By 2015, median speeds will have increased eight-fold. The minimum speed, available to all, should rise similarly, to 16 Mb/s, at which point a community of 1,000 will require 256 Mb/s of bandwidth. We should plan beyond that, for universal speeds of 128Mb/s in 2020.

Taking the 2000 populations, for ease of comparison, We see that each of these towns will require gigabit backhaul before 2015. This requires fibre. 
This why we recommend that every community of 2,000 people should have access to a fibre backhaul connection by 2015. Only fibre can provide the bandwidth required, just to satisfy the private demand.

The good thing is that once fibre reaches a community the backhaul issue will be resolved for decades to come. A single fibre can carry over 100 channels using different colours of light, and each channel can carry 100 Gb/s. Installing surplus fibre is cheap, so we can invest for the future as we provide for the present.

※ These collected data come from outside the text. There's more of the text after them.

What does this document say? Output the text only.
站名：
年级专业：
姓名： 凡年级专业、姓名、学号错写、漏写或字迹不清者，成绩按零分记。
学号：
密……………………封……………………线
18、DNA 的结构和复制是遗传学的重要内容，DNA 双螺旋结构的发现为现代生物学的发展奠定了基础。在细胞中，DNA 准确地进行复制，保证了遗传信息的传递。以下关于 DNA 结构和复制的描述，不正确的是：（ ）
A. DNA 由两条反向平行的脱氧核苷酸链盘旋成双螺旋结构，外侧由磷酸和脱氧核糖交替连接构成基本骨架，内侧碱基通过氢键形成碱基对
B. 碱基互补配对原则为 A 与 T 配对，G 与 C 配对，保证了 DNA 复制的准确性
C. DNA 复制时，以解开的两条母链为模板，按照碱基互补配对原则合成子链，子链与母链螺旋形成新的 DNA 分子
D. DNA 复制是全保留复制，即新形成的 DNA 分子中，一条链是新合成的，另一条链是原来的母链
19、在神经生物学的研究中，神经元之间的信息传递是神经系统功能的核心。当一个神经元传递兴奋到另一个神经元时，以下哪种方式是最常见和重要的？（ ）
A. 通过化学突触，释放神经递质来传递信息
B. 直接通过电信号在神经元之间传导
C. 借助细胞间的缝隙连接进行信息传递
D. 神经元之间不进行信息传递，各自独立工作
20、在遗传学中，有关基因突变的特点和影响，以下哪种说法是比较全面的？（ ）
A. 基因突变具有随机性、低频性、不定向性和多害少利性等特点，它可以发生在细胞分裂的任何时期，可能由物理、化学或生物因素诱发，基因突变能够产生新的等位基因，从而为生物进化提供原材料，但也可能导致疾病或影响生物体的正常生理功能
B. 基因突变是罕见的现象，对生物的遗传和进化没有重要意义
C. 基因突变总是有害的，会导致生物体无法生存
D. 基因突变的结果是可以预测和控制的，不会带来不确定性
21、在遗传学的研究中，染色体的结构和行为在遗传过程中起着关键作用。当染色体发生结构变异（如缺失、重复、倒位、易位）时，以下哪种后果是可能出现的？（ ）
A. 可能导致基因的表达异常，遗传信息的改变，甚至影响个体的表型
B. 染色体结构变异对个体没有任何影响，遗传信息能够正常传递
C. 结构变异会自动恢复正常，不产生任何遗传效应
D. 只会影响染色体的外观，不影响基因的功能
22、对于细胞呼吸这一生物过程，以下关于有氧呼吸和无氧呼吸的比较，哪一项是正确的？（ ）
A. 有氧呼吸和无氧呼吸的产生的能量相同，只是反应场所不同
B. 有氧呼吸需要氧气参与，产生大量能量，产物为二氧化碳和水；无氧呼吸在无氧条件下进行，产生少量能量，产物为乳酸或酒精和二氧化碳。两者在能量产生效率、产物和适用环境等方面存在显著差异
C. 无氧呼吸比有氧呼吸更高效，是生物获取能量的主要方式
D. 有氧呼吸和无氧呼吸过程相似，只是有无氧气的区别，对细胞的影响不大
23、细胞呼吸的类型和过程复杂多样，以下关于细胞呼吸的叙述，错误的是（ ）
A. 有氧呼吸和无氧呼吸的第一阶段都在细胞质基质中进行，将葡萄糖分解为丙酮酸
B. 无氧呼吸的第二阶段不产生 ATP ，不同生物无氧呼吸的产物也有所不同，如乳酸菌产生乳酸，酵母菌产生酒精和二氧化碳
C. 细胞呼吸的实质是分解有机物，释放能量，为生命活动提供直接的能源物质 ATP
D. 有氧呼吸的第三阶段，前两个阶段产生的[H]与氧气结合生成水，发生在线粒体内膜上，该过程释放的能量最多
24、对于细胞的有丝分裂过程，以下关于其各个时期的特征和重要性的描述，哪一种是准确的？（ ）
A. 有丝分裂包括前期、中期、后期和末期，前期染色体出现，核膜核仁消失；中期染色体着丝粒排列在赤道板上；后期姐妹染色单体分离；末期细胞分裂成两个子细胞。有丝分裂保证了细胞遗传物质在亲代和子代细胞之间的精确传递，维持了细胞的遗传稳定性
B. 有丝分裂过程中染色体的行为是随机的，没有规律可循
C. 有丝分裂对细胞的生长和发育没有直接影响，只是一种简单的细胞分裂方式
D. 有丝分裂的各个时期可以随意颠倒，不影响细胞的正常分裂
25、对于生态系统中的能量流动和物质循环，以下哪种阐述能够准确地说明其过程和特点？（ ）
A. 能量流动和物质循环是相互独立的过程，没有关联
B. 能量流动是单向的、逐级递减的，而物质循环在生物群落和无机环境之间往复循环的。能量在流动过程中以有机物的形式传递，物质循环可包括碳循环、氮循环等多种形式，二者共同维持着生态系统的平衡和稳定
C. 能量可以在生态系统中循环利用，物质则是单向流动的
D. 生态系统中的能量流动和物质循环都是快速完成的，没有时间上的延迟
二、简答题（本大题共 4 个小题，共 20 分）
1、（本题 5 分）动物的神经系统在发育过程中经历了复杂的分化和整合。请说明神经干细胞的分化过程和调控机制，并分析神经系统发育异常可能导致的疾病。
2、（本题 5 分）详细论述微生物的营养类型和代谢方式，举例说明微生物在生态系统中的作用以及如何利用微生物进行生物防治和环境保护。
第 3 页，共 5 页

We must act now. Already many parts of Scotland cannot improve their internet connectivity for want of backhaul, and providers cannot extend mobile broadband coverage to many parts of Scotland for the same reason.



The primary aim first stated in 2001 has stood the test of time. It should still be the foundation for a strategy for the present:
  • to make affordable and pervasive broadband connections available to citizens and businesses across Scotland
We should still
  • ensure that every school has access to a rich online world in which it will be possible to communicate with others by text, voice or video.
  • ensure that all parts of the health service can transfer data and use telemedicine as necessary.
  • ensure that all local authorities can provide modern, customer focused services.
And public sector procurement is still a vital tool
  • Our objective is that, by providing broadband to the public sector, we stimulate providers to offer a wider range of services to business and individuals.
It is still true that
  • Higher bandwidth facilitates high volume data transfer and certain applications, such as video-streaming and concurrent design. If we are to have world-class education, world- class health services and globally competitive business, it will be vital that the latest applications can be used and for this we need “always on” broadband.
  • To be world-class, we need to be at the leading edge in the use of ICTs. That will require action to promote use, supplementing the stimulus of competition and the market.
  • Demand is important, but the market does not always respond quickly enough. Therefore the focus of this paper is how we ensure that when demand exists, services can be supplied.
In short, we need a world-class broadband telecommunications infrastructure.
We still find it difficult to plan because, "None of the maps of telecoms trunk and local networks in Scotland are either comprehensive or definitive. This is because firstly, this information is very largely commercial-in-confidence and secondly, the network is constantly evolving."
We still find that the issue of the lack of trunk capacity is a real constraint on the promotion of economic development in island and remote rural areas, and that island and remoter links are not robust. 

It is still the case that Monopoly provision persists in rural and remote areas. The 2001 concern about whether it will achieve future widespread commercial provision of broadband services to meet anticipated demand, has given way to certainty that it will not.

The key challenge remains: how to build on existing network strengths whilst addressing the shortcomings of the existing infrastructure, particularly in rural areas.